• Berita
  • Menanti Optimalisasi Program Pemkot Bandung dan Pemprov Jabar untuk Menurunkan Angka Kemiskinan

Menanti Optimalisasi Program Pemkot Bandung dan Pemprov Jabar untuk Menurunkan Angka Kemiskinan

Penurunan angka kemiskinan di Bandung maupun Jawa Barat berlangsung lambat. Membutuhkan program-program optimal untuk mengentaskan kemiskinan.

Kelompok Penyanyi Jalanan (KPJ) Bandung larut dalam aksi Konser Kemiskinan & Kelaparan di depan kantor Pemkot Bandung, 20 Mei 2024. (Foto: Prima Mulia/BandungBergerak.id)

Penulis Awla Rajul3 Juli 2024


BandungBergerak.idPemerintah Provinsi (Pemprov) Jawa Barat mengklaim angka kemiskinan menurun. Klaim ini berangkat dari data yang dirilis Badan Pusat Statistik (BPS) Jawa Barat, bahwa jumlah penduduk miskin pada Maret 2024 sebesar 3,89 juta orang, menurun 39,93 ribu orang dari Maret 2023 dan turun 204,94 ribu orang dari September 2022.
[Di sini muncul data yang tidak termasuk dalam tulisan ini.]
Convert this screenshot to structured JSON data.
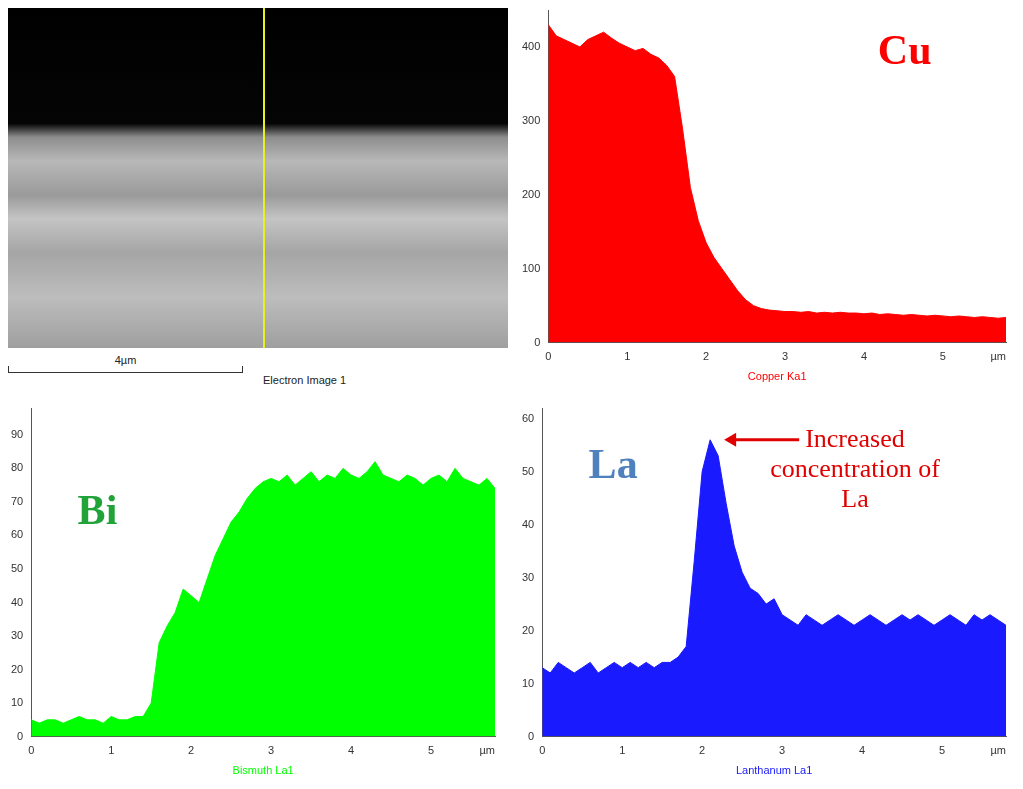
{
  "image": {
    "scale_bar": "4µm",
    "caption": "Electron Image 1"
  },
  "chart_data": [
    {
      "type": "area",
      "title": "Cu",
      "xlabel": "Copper Ka1",
      "x_unit": "µm",
      "color": "#ff0000",
      "grid": false,
      "xlim": [
        0,
        5.8
      ],
      "xticks": [
        0,
        1,
        2,
        3,
        4,
        5
      ],
      "ylim": [
        0,
        450
      ],
      "yticks": [
        0,
        100,
        200,
        300,
        400
      ],
      "x": [
        0,
        0.1,
        0.2,
        0.3,
        0.4,
        0.5,
        0.6,
        0.7,
        0.8,
        0.9,
        1,
        1.1,
        1.2,
        1.3,
        1.4,
        1.5,
        1.6,
        1.7,
        1.8,
        1.9,
        2,
        2.1,
        2.2,
        2.3,
        2.4,
        2.5,
        2.6,
        2.7,
        2.8,
        2.9,
        3,
        3.1,
        3.2,
        3.3,
        3.4,
        3.5,
        3.6,
        3.7,
        3.8,
        3.9,
        4,
        4.1,
        4.2,
        4.3,
        4.4,
        4.5,
        4.6,
        4.7,
        4.8,
        4.9,
        5,
        5.1,
        5.2,
        5.3,
        5.4,
        5.5,
        5.6,
        5.7,
        5.8
      ],
      "values": [
        430,
        415,
        410,
        405,
        400,
        410,
        415,
        420,
        412,
        405,
        400,
        395,
        398,
        390,
        385,
        375,
        360,
        290,
        210,
        165,
        135,
        115,
        100,
        85,
        70,
        58,
        50,
        46,
        44,
        43,
        42,
        42,
        41,
        42,
        40,
        41,
        40,
        41,
        40,
        40,
        39,
        40,
        38,
        39,
        38,
        37,
        38,
        37,
        36,
        37,
        36,
        35,
        36,
        35,
        34,
        35,
        34,
        33,
        34
      ]
    },
    {
      "type": "area",
      "title": "Bi",
      "xlabel": "Bismuth La1",
      "x_unit": "µm",
      "color": "#00ff00",
      "grid": false,
      "xlim": [
        0,
        5.8
      ],
      "xticks": [
        0,
        1,
        2,
        3,
        4,
        5
      ],
      "ylim": [
        0,
        98
      ],
      "yticks": [
        0,
        10,
        20,
        30,
        40,
        50,
        60,
        70,
        80,
        90
      ],
      "x": [
        0,
        0.1,
        0.2,
        0.3,
        0.4,
        0.5,
        0.6,
        0.7,
        0.8,
        0.9,
        1,
        1.1,
        1.2,
        1.3,
        1.4,
        1.5,
        1.6,
        1.7,
        1.8,
        1.9,
        2,
        2.1,
        2.2,
        2.3,
        2.4,
        2.5,
        2.6,
        2.7,
        2.8,
        2.9,
        3,
        3.1,
        3.2,
        3.3,
        3.4,
        3.5,
        3.6,
        3.7,
        3.8,
        3.9,
        4,
        4.1,
        4.2,
        4.3,
        4.4,
        4.5,
        4.6,
        4.7,
        4.8,
        4.9,
        5,
        5.1,
        5.2,
        5.3,
        5.4,
        5.5,
        5.6,
        5.7,
        5.8
      ],
      "values": [
        5,
        4,
        5,
        5,
        4,
        5,
        6,
        5,
        5,
        4,
        6,
        5,
        5,
        6,
        6,
        10,
        28,
        33,
        37,
        44,
        42,
        40,
        47,
        54,
        59,
        64,
        67,
        71,
        74,
        76,
        77,
        76,
        78,
        75,
        77,
        79,
        76,
        78,
        77,
        80,
        78,
        77,
        79,
        82,
        78,
        77,
        76,
        78,
        77,
        75,
        77,
        78,
        76,
        80,
        77,
        76,
        75,
        77,
        74
      ]
    },
    {
      "type": "area",
      "title": "La",
      "xlabel": "Lanthanum La1",
      "x_unit": "µm",
      "color": "#1a1aff",
      "grid": false,
      "annotation": "Increased concentration of La",
      "xlim": [
        0,
        5.8
      ],
      "xticks": [
        0,
        1,
        2,
        3,
        4,
        5
      ],
      "ylim": [
        0,
        62
      ],
      "yticks": [
        0,
        10,
        20,
        30,
        40,
        50,
        60
      ],
      "x": [
        0,
        0.1,
        0.2,
        0.3,
        0.4,
        0.5,
        0.6,
        0.7,
        0.8,
        0.9,
        1,
        1.1,
        1.2,
        1.3,
        1.4,
        1.5,
        1.6,
        1.7,
        1.8,
        1.9,
        2,
        2.1,
        2.2,
        2.3,
        2.4,
        2.5,
        2.6,
        2.7,
        2.8,
        2.9,
        3,
        3.1,
        3.2,
        3.3,
        3.4,
        3.5,
        3.6,
        3.7,
        3.8,
        3.9,
        4,
        4.1,
        4.2,
        4.3,
        4.4,
        4.5,
        4.6,
        4.7,
        4.8,
        4.9,
        5,
        5.1,
        5.2,
        5.3,
        5.4,
        5.5,
        5.6,
        5.7,
        5.8
      ],
      "values": [
        13,
        12,
        14,
        13,
        12,
        13,
        14,
        12,
        13,
        14,
        13,
        14,
        13,
        14,
        13,
        14,
        14,
        15,
        17,
        33,
        50,
        56,
        53,
        44,
        36,
        31,
        28,
        27,
        25,
        26,
        23,
        22,
        21,
        23,
        22,
        21,
        22,
        23,
        22,
        21,
        22,
        23,
        22,
        21,
        22,
        23,
        22,
        23,
        22,
        21,
        22,
        23,
        22,
        21,
        23,
        22,
        23,
        22,
        21
      ]
    }
  ]
}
Persentase penduduk miskin Jawa Barat pada Maret 2024 sebesar 7,6 persen. Angka ini turun tipis dari dua tahun sebelumnya, yaitu menurun 0,16 persen poin dari Maret 2023, dan 0,52 persen poin dari September 2022.
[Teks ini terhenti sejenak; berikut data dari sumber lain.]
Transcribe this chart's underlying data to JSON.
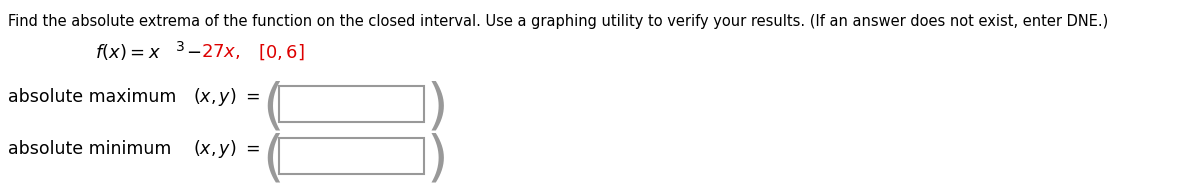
{
  "instructions_text": "Find the absolute extrema of the function on the closed interval. Use a graphing utility to verify your results. (If an answer does not exist, enter DNE.)",
  "abs_max_label": "absolute maximum",
  "abs_min_label": "absolute minimum",
  "background_color": "#ffffff",
  "text_color": "#000000",
  "red_color": "#dd0000",
  "box_edge_color": "#999999",
  "instructions_fontsize": 10.5,
  "function_fontsize": 13,
  "label_fontsize": 12.5
}
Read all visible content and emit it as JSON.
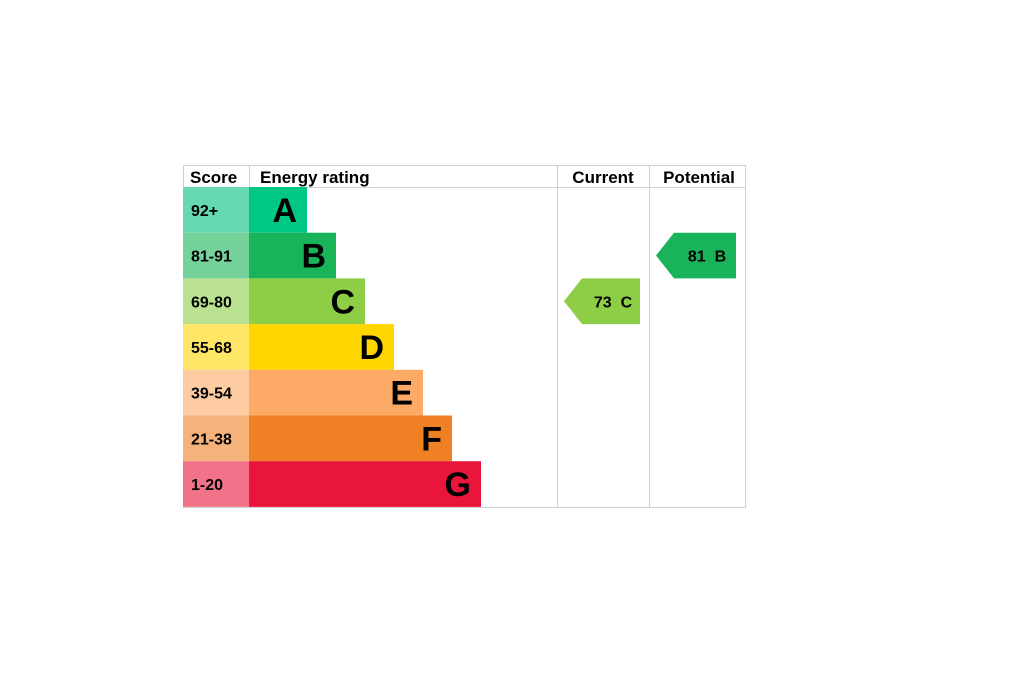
{
  "chart_data": {
    "type": "bar",
    "headers": {
      "score": "Score",
      "rating": "Energy rating",
      "current": "Current",
      "potential": "Potential"
    },
    "bands": [
      {
        "score": "92+",
        "letter": "A",
        "color": "#00c781",
        "score_bg": "#66d9b3",
        "fraction": 0.2
      },
      {
        "score": "81-91",
        "letter": "B",
        "color": "#19b459",
        "score_bg": "#75d29b",
        "fraction": 0.3
      },
      {
        "score": "69-80",
        "letter": "C",
        "color": "#8dce46",
        "score_bg": "#bbe290",
        "fraction": 0.4
      },
      {
        "score": "55-68",
        "letter": "D",
        "color": "#ffd500",
        "score_bg": "#ffe666",
        "fraction": 0.5
      },
      {
        "score": "39-54",
        "letter": "E",
        "color": "#fcaa65",
        "score_bg": "#fdcca3",
        "fraction": 0.6
      },
      {
        "score": "21-38",
        "letter": "F",
        "color": "#ef8023",
        "score_bg": "#f5b37b",
        "fraction": 0.7
      },
      {
        "score": "1-20",
        "letter": "G",
        "color": "#e9153b",
        "score_bg": "#f27389",
        "fraction": 0.8
      }
    ],
    "current": {
      "value": 73,
      "letter": "C",
      "label": "73  C",
      "color": "#8dce46"
    },
    "potential": {
      "value": 81,
      "letter": "B",
      "label": "81  B",
      "color": "#19b459"
    }
  }
}
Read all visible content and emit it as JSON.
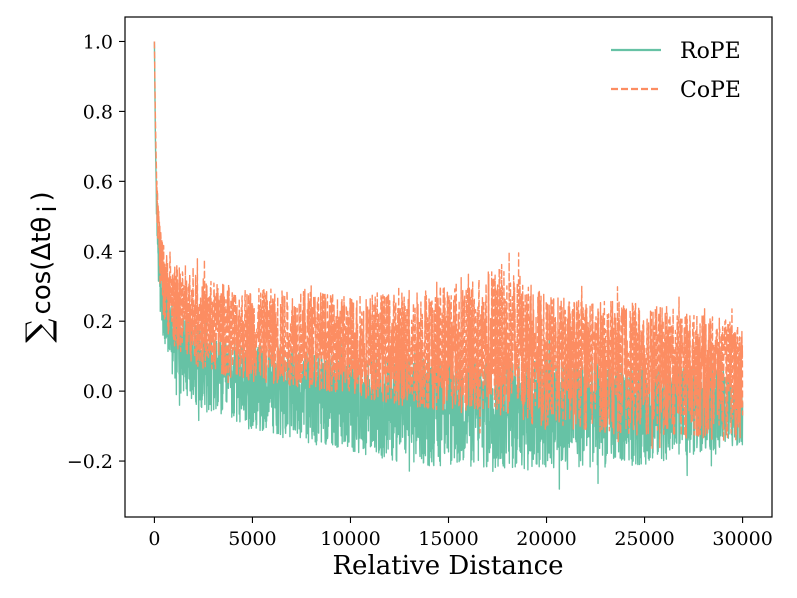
{
  "chart_data": {
    "type": "line",
    "title": "",
    "xlabel": "Relative Distance",
    "ylabel": {
      "symbol": "∑",
      "text": "cos(Δtθ",
      "subscript": "i",
      "close": ")"
    },
    "xlim": [
      -1500,
      31500
    ],
    "ylim": [
      -0.36,
      1.07
    ],
    "xticks": [
      0,
      5000,
      10000,
      15000,
      20000,
      25000,
      30000
    ],
    "xtick_labels": [
      "0",
      "5000",
      "10000",
      "15000",
      "20000",
      "25000",
      "30000"
    ],
    "yticks": [
      -0.2,
      0.0,
      0.2,
      0.4,
      0.6,
      0.8,
      1.0
    ],
    "ytick_labels": [
      "−0.2",
      "0.0",
      "0.2",
      "0.4",
      "0.6",
      "0.8",
      "1.0"
    ],
    "grid": false,
    "legend_position": "top-right",
    "series": [
      {
        "name": "RoPE",
        "color": "#66c2a5",
        "style": "solid",
        "points": [
          [
            0,
            1.0
          ],
          [
            50,
            0.72
          ],
          [
            100,
            0.56
          ],
          [
            200,
            0.4
          ],
          [
            300,
            0.32
          ],
          [
            500,
            0.24
          ],
          [
            750,
            0.19
          ],
          [
            1000,
            0.15
          ],
          [
            1500,
            0.11
          ],
          [
            2000,
            0.09
          ],
          [
            3000,
            0.06
          ],
          [
            4000,
            0.04
          ],
          [
            5000,
            0.03
          ],
          [
            6000,
            0.02
          ],
          [
            7000,
            0.01
          ],
          [
            8000,
            0.0
          ],
          [
            10000,
            -0.01
          ],
          [
            12000,
            -0.02
          ],
          [
            14000,
            -0.02
          ],
          [
            16000,
            -0.03
          ],
          [
            18000,
            -0.03
          ],
          [
            20000,
            -0.03
          ],
          [
            22000,
            -0.03
          ],
          [
            24000,
            -0.03
          ],
          [
            26000,
            -0.03
          ],
          [
            28000,
            -0.03
          ],
          [
            30000,
            -0.04
          ]
        ],
        "band": [
          [
            100,
            0.42,
            0.5
          ],
          [
            300,
            0.2,
            0.38
          ],
          [
            600,
            0.1,
            0.3
          ],
          [
            1000,
            0.02,
            0.26
          ],
          [
            2000,
            -0.04,
            0.2
          ],
          [
            3000,
            -0.08,
            0.16
          ],
          [
            5000,
            -0.12,
            0.14
          ],
          [
            8000,
            -0.16,
            0.12
          ],
          [
            10000,
            -0.18,
            0.1
          ],
          [
            13000,
            -0.22,
            0.12
          ],
          [
            17000,
            -0.24,
            0.1
          ],
          [
            20000,
            -0.24,
            0.1
          ],
          [
            25000,
            -0.22,
            0.08
          ],
          [
            30000,
            -0.16,
            0.06
          ]
        ]
      },
      {
        "name": "CoPE",
        "color": "#fc8d62",
        "style": "dashed",
        "points": [
          [
            0,
            1.0
          ],
          [
            50,
            0.78
          ],
          [
            100,
            0.64
          ],
          [
            200,
            0.5
          ],
          [
            300,
            0.42
          ],
          [
            500,
            0.34
          ],
          [
            750,
            0.3
          ],
          [
            1000,
            0.27
          ],
          [
            1500,
            0.24
          ],
          [
            2000,
            0.22
          ],
          [
            3000,
            0.2
          ],
          [
            4000,
            0.18
          ],
          [
            5000,
            0.17
          ],
          [
            6000,
            0.16
          ],
          [
            7000,
            0.15
          ],
          [
            8000,
            0.15
          ],
          [
            10000,
            0.14
          ],
          [
            12000,
            0.13
          ],
          [
            14000,
            0.13
          ],
          [
            16000,
            0.12
          ],
          [
            18000,
            0.12
          ],
          [
            20000,
            0.11
          ],
          [
            22000,
            0.11
          ],
          [
            24000,
            0.1
          ],
          [
            26000,
            0.1
          ],
          [
            28000,
            0.1
          ],
          [
            30000,
            0.09
          ]
        ],
        "band": [
          [
            100,
            0.52,
            0.62
          ],
          [
            300,
            0.26,
            0.46
          ],
          [
            600,
            0.16,
            0.4
          ],
          [
            1000,
            0.12,
            0.37
          ],
          [
            2000,
            0.06,
            0.34
          ],
          [
            3000,
            0.04,
            0.32
          ],
          [
            5000,
            0.02,
            0.3
          ],
          [
            8000,
            0.0,
            0.3
          ],
          [
            10000,
            -0.02,
            0.28
          ],
          [
            13000,
            -0.06,
            0.3
          ],
          [
            18000,
            -0.08,
            0.38
          ],
          [
            20000,
            -0.12,
            0.28
          ],
          [
            25000,
            -0.14,
            0.26
          ],
          [
            30000,
            -0.16,
            0.2
          ]
        ]
      }
    ]
  }
}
Namun, jika dibaca seksama penurunan angka kemiskinan tersebut terlihat stagnan. Maka, pemerintah perlu melakukan terobosan yang optimal untuk menurunkan angka kemiskinan hingga mencapai perbaikan secara simultan.

Penurunan angka kemiskinan juga diklaim Pemerintah Kota (Pemkot) Bandung. Meski demikian, analis menilai sistem perekonomian di Bandung masih rapuh. Hal serupa terjadi di kabupaten/kota di Jawa Barat yang memiliki angka kemiskinan ekstrem dan belum ditangani dengan langkah terobosan berarti.
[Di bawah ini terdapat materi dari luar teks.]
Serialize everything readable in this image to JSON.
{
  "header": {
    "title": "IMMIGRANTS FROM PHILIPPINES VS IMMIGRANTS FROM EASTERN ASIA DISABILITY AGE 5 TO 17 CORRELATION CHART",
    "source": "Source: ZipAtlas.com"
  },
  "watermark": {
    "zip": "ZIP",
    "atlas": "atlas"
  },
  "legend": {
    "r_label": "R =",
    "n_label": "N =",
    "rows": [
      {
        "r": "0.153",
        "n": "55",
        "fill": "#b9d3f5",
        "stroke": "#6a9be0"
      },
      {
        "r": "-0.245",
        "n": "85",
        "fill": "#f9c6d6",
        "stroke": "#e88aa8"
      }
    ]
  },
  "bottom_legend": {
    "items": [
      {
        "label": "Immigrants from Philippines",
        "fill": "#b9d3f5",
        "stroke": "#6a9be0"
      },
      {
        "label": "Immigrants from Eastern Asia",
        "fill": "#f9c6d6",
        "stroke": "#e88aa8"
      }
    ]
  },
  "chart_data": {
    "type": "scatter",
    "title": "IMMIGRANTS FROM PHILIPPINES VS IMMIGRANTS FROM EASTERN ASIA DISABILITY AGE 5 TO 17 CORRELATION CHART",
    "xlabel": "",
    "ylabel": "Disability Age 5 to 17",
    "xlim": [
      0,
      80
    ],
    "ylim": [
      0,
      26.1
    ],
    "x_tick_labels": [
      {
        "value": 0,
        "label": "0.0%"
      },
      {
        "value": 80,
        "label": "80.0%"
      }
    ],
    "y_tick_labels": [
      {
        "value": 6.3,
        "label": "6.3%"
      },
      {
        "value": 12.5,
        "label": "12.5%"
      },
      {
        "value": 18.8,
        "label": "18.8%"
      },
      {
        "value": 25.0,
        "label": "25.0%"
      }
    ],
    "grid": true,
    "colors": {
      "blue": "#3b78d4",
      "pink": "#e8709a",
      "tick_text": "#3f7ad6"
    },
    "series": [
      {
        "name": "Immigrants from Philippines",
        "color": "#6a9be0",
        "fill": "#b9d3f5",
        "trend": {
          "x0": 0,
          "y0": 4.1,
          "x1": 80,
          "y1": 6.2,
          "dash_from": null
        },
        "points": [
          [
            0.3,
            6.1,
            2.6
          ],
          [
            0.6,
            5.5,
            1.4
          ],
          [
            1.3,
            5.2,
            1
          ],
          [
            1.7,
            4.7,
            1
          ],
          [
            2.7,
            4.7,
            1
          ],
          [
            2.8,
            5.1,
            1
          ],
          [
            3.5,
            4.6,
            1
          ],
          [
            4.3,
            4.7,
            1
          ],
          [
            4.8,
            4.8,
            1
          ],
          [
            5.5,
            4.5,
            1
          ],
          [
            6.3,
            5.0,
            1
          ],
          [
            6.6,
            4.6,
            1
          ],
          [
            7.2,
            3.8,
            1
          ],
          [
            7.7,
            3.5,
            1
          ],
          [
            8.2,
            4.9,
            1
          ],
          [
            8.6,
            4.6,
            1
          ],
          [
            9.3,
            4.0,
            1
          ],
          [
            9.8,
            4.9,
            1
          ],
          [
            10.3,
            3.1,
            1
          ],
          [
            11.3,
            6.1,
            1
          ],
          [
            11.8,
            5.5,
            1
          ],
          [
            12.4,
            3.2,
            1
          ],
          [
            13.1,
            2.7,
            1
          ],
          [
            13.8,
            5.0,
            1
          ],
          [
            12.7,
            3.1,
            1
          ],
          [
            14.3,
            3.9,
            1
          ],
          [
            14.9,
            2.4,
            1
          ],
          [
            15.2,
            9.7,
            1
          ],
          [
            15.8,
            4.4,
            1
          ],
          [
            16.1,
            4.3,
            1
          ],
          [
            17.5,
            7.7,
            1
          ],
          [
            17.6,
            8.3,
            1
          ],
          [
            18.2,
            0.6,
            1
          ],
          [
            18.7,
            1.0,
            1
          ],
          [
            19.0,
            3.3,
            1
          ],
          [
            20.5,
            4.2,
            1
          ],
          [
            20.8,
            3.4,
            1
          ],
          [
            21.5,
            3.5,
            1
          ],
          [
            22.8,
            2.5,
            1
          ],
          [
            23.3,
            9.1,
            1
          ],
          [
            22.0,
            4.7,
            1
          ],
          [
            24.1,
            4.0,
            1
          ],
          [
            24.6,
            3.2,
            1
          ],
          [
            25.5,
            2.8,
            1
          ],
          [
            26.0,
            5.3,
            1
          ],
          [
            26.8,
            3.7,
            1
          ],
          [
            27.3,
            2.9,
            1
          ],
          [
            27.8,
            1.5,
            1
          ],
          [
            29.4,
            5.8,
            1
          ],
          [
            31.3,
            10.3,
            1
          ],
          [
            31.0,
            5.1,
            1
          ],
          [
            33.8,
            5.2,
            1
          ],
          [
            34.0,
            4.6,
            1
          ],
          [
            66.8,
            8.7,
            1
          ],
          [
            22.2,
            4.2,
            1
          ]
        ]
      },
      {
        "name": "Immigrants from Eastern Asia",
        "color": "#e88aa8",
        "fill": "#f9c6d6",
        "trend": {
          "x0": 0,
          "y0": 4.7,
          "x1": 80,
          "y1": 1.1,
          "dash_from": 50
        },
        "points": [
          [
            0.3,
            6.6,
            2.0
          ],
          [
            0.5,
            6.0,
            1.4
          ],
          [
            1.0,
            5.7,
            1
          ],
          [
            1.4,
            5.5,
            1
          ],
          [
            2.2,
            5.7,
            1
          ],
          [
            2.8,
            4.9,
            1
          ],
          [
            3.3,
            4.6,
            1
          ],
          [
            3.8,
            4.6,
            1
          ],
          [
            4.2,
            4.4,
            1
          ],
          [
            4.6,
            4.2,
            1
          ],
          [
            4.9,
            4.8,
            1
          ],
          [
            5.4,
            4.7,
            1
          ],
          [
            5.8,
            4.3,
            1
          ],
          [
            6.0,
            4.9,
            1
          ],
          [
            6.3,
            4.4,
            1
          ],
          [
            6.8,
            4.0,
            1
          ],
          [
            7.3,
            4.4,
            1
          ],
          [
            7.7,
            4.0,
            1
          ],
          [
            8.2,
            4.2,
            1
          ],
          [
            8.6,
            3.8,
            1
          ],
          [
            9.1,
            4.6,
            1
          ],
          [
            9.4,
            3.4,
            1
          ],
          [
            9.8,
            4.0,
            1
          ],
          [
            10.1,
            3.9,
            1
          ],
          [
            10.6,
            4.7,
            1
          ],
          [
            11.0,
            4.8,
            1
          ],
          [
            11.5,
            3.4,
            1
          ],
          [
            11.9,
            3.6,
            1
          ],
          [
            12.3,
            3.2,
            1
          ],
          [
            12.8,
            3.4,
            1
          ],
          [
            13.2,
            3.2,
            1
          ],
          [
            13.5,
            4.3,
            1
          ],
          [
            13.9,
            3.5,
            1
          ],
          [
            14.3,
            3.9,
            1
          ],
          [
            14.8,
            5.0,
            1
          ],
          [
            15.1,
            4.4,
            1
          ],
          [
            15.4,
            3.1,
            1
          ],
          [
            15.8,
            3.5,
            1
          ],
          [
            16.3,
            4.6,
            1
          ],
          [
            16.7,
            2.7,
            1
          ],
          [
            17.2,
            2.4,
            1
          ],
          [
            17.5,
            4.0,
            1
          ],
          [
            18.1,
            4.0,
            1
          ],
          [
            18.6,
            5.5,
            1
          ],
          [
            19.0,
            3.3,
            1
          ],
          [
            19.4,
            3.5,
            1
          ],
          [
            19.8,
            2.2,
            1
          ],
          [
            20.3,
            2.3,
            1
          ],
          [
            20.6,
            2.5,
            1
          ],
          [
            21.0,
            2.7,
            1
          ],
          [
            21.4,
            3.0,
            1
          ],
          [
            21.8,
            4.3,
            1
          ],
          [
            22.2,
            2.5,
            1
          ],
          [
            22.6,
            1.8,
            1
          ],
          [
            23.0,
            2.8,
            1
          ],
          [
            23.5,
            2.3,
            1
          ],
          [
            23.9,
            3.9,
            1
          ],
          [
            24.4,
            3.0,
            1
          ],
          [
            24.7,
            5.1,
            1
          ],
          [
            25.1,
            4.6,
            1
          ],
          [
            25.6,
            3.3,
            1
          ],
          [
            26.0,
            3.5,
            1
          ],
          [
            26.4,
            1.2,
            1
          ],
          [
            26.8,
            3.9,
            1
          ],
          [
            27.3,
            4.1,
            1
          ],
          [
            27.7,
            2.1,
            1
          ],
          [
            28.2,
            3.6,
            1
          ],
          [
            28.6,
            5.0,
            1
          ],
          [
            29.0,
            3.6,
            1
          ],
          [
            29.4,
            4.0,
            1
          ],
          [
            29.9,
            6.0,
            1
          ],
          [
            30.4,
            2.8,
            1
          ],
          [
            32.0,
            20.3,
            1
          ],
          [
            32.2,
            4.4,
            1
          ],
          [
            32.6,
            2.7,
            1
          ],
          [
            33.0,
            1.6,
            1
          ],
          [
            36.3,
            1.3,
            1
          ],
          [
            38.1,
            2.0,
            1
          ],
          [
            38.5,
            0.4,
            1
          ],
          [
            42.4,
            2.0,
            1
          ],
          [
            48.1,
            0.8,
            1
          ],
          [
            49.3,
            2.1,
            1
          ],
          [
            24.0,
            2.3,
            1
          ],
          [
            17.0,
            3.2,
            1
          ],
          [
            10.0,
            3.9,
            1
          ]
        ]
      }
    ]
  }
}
Menurut BPS Jabar, persentase penduduk miskin perkotaan pada Maret 2023 sebesar 7,19 persen, turun menjadi 7,07 persen pada Maret 2024. Sedangkan persentase penduduk miskin perdesaan pada Maret 2023 sebesar 9,30 persen, turun menjadi 9,07 persen pada Maret 2024.

Garis kemiskinan pada Maret 2024 tercatat sebesar 524.052 rupiah per kapita per bulan dengan komposisi garis kemiskinan makanan sebesar 391.347 rupiah (74,68 persen) dan garis kemiskinan nonmakanan sebesar 132.705 rupiah (25,32 persen).

Di Kota Bandung, indikator kemiskinan pun turun setiap tahunnya, meski masih menyisakan persoalan kemiskinan yang laten. Pada tahun 2023, jumlah penduduk miskin di Kota Bandung sebanyak 102.80 ribu jiwa, angka ini turun dari tahun 2022 dengan jumlah penduduk miskin sebanyak 109.82 ribu jiwa, dan sebanyak 112.50 ribu jiwa di tahun 2021.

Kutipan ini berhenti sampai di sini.